Figure 1.

E-cad deletion induced loss of simple epithelial architecture. (A) E-cad deletion was induced in half of Cre-ER;E-cad^fl/fl organoids with tamoxifen. (B) Control, E-cad⁺ organoids (−Tam) formed cysts. (C) E-cad⁻ organoids (+Tam) failed to form cysts (28/42 movies across three biological replicates) or transiently established and then lost lumens (14/42 movies). (D) E-cad deletion blocked cyst formation. n, total number of organoids; r, number of biological replicates. Error bars indicate SD. ***, P = 0.0004, two-tailed Student’s t test with equal variance. (E) Control organoids formed cysts with enrichment of E-cad and ZO-1 along apicolateral membranes (E’). (F) E-cad⁻ organoids were multilayered, lacked E-cad immunoreactivity, and displayed abnormal ZO-1 localization.

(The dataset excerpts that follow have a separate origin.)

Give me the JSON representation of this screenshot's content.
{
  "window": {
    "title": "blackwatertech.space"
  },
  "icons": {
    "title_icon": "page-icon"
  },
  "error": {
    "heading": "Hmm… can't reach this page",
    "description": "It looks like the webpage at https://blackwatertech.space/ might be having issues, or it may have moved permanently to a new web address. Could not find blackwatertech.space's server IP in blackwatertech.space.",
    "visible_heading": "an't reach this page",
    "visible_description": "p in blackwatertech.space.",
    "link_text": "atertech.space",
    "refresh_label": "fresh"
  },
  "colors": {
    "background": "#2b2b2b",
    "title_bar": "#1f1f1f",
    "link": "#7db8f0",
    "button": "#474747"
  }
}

Arrow indicates rare E-cad⁺ cells. (G) By Western blot, E-cad deletion (+Tam) resulted in complete loss of E-cad protein and significant reductions in αE-catenin and β-catenin (see also Fig. S1, A and B). Whole cell lysate samples were loaded for equal protein based on BCA analysis. (H) The Cre biosensor mT/mG was used to observe E-cad⁻ cell behaviors by confocal microscopy (Video 1). Cre⁺, E-cad⁻ cells (green) changed shape, from columnar to round, before shifting apically (H’ and H’’, arrowheads). Gamma adjustments were performed in E and F to improve image clarity. Bars: (B and C) 20 µm; (E, F, and H) 10 µm.